The huge progress experienced in agricultural productivity over the last few years, is partly due to the creation of new improved plant varieties, which in turn increases the capacity to commercially exploit these crops.

The plant selection process is long and costly; however, reproducing a variety is relatively quick and easy. This is where the importance of protecting all improved varieties arises in order to prevent Biopiracy and encourage the development of new varieties to society’s benefit.

In the Agricultural-Food Sector applications are in full technological development in order to genetically improve species, and increase the production and quality of harvests and crops.

They are also used to create varieties resistant to plagues, herbicides and insects, and for protection against microbial or viral infections, as well as to obtain varieties that tolerate the stress caused by extreme environmental conditions. Another use is to obtain secondary metabolites (pigments, essences, pesticides, vaccines, etc.)

In the same way that inventions are protected under certain modalities of Intellectual Property, new plant varieties, in which many R&D and innovation resources are invested, can and should be protected.

A Plant Variety Certificate grants a period of exclusivity during which only the holder can produce, reproduce, sell or use the product, whereby the plant varieties’ period is longer than that of patents: 25 years for herbaceous plant varieties; 30 years for wood and vine varieties.

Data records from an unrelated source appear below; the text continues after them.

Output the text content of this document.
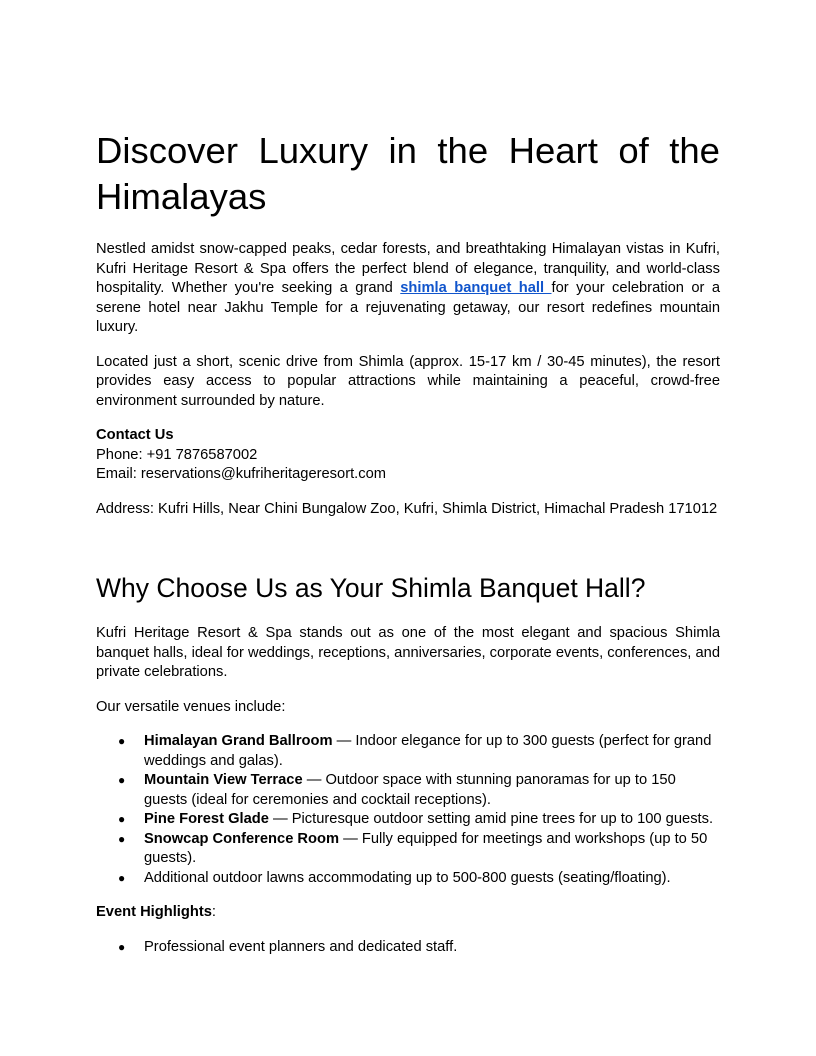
Discover Luxury in the Heart of the
Himalayas

Nestled amidst snow-capped peaks, cedar forests, and breathtaking Himalayan vistas in Kufri, Kufri Heritage Resort & Spa offers the perfect blend of elegance, tranquility, and world-class hospitality. Whether you're seeking a grand shimla banquet hall for your celebration or a serene hotel near Jakhu Temple for a rejuvenating getaway, our resort redefines mountain luxury.

Located just a short, scenic drive from Shimla (approx. 15-17 km / 30-45 minutes), the resort provides easy access to popular attractions while maintaining a peaceful, crowd-free environment surrounded by nature.

Contact Us
Phone: +91 7876587002
Email: reservations@kufriheritageresort.com

Address: Kufri Hills, Near Chini Bungalow Zoo, Kufri, Shimla District, Himachal Pradesh 171012

Why Choose Us as Your Shimla Banquet Hall?

Kufri Heritage Resort & Spa stands out as one of the most elegant and spacious Shimla banquet halls, ideal for weddings, receptions, anniversaries, corporate events, conferences, and private celebrations.

Our versatile venues include:

● Himalayan Grand Ballroom — Indoor elegance for up to 300 guests (perfect for grand weddings and galas).
● Mountain View Terrace — Outdoor space with stunning panoramas for up to 150 guests (ideal for ceremonies and cocktail receptions).
● Pine Forest Glade — Picturesque outdoor setting amid pine trees for up to 100 guests.
● Snowcap Conference Room — Fully equipped for meetings and workshops (up to 50 guests).
● Additional outdoor lawns accommodating up to 500-800 guests (seating/floating).
Event Highlights:
● Professional event planners and dedicated staff.
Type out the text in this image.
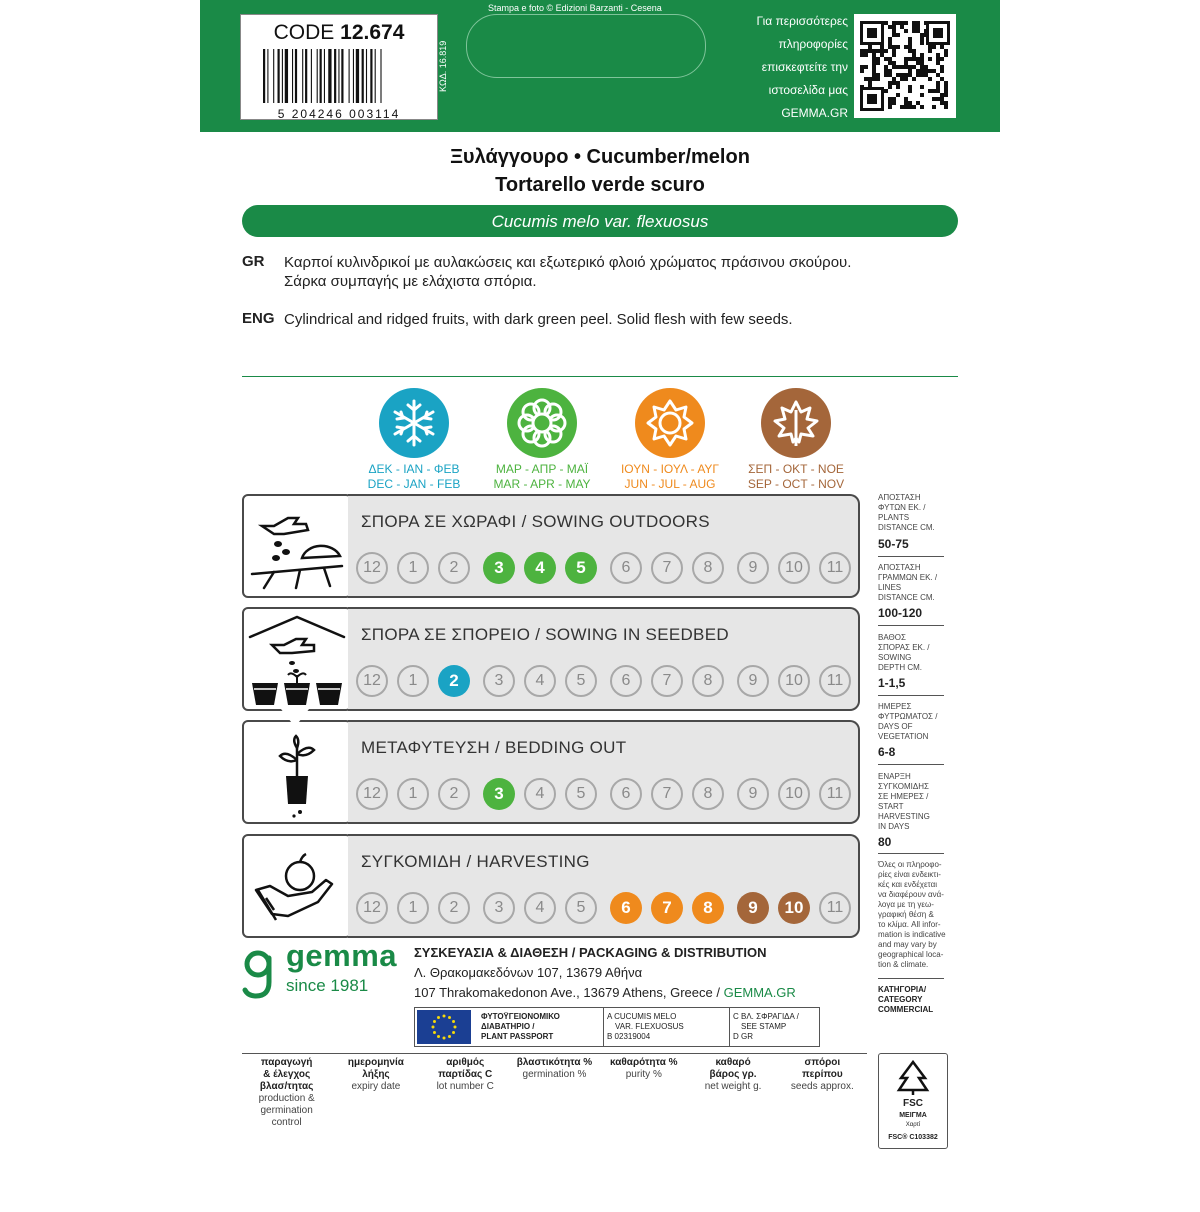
CODE 12.674
5 204246 003114
ΚΩΔ. 16.819
Stampa e foto © Edizioni Barzanti - Cesena
Για περισσότερες
πληροφορίες
επισκεφτείτε την
ιστοσελίδα μας
GEMMA.GR
Ξυλάγγουρο • Cucumber/melon
Tortarello verde scuro
Cucumis melo var. flexuosus
GR Καρποί κυλινδρικοί με αυλακώσεις και εξωτερικό φλοιό χρώματος πράσινου σκούρου.
Σάρκα συμπαγής με ελάχιστα σπόρια.
ENG Cylindrical and ridged fruits, with dark green peel. Solid flesh with few seeds.
ΔΕΚ - ΙΑΝ - ΦΕΒ
DEC - JAN - FEB
ΜΑΡ - ΑΠΡ - ΜΑΪ
MAR - APR - MAY
ΙΟΥΝ - ΙΟΥΛ - ΑΥΓ
JUN - JUL - AUG
ΣΕΠ - ΟΚΤ - ΝΟΕ
SEP - OCT - NOV
ΣΠΟΡΑ ΣΕ ΧΩΡΑΦΙ / SOWING OUTDOORS
12	1	2	3	4	5	6	7	8	9	10	11
ΣΠΟΡΑ ΣΕ ΣΠΟΡΕΙΟ / SOWING IN SEEDBED
12	1	2	3	4	5	6	7	8	9	10	11
ΜΕΤΑΦΥΤΕΥΣΗ / BEDDING OUT
12	1	2	3	4	5	6	7	8	9	10	11
ΣΥΓΚΟΜΙΔΗ / HARVESTING
12	1	2	3	4	5	6	7	8	9	10	11
ΑΠΟΣΤΑΣΗ
ΦΥΤΩΝ ΕΚ. /
PLANTS
DISTANCE CM.
50-75
ΑΠΟΣΤΑΣΗ
ΓΡΑΜΜΩΝ ΕΚ. /
LINES
DISTANCE CM.
100-120
ΒΑΘΟΣ
ΣΠΟΡΑΣ ΕΚ. /
SOWING
DEPTH CM.
1-1,5
ΗΜΕΡΕΣ
ΦΥΤΡΩΜΑΤΟΣ /
DAYS OF
VEGETATION
6-8
ΕΝΑΡΞΗ
ΣΥΓΚΟΜΙΔΗΣ
ΣΕ ΗΜΕΡΕΣ /
START
HARVESTING
IN DAYS
80
Όλες οι πληροφο-
ρίες είναι ενδεικτι-
κές και ενδέχεται
να διαφέρουν ανά-
λογα με τη γεω-
γραφική θέση &
το κλίμα. All infor-
mation is indicative
and may vary by
geographical loca-
tion & climate.
ΚΑΤΗΓΟΡΙΑ/
CATEGORY
COMMERCIAL
gemma
since 1981
ΣΥΣΚΕΥΑΣΙΑ & ΔΙΑΘΕΣΗ / PACKAGING & DISTRIBUTION
Λ. Θρακομακεδόνων 107, 13679 Αθήνα
107 Thrakomakedonon Ave., 13679 Athens, Greece / GEMMA.GR
ΦΥΤΟΫΓΕΙΟΝΟΜΙΚΟ
ΔΙΑΒΑΤΗΡΙΟ /
PLANT PASSPORT
A CUCUMIS MELO
VAR. FLEXUOSUS
B 02319004
C ΒΛ. ΣΦΡΑΓΙΔΑ /
SEE STAMP
D GR
παραγωγή
& έλεγχος
βλασ/τητας
production &
germination
control
ημερομηνία
λήξης
expiry date
αριθμός
παρτίδας C
lot number C
βλαστικότητα %
germination %
καθαρότητα %
purity %
καθαρό
βάρος γρ.
net weight g.
σπόροι
περίπου
seeds approx.
FSC
ΜΕΙΓΜΑ
Χαρτί
FSC® C103382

There are two protection channels: National and Community. In this last one, the Plant Variety Certificate will protect the variety in all member countries via a single application presented in any of the official EU languages.

For a plant variety to be liable for a protection certificate it must meet various requirements: a) the variety must be new, it cannot have been sold or transferred with the plant breeder’s consent.

Otherwise, it cannot exceed the period stipulated by law: one year, if the sale/transfer took place in Spain; or four years if it was abroad (six years in the case of vines); b) the variety must be different by one or more characters as regards other widely-known varieties; c) it must be stable, that is, after successive propagations its most relevant characteristics must remain intact; d) homogeneity, varieties of the same generation must be sufficiently uniform as regards their specific characters. In order to verify that a variety actually meets all these requirements, it is necessary to carry out a series of field classification tests.

Once the plant breeder’s rights have lapsed, the variety will enter the public domain, which means that any third party will be able to use it without the need to request an exploitation license from the holder.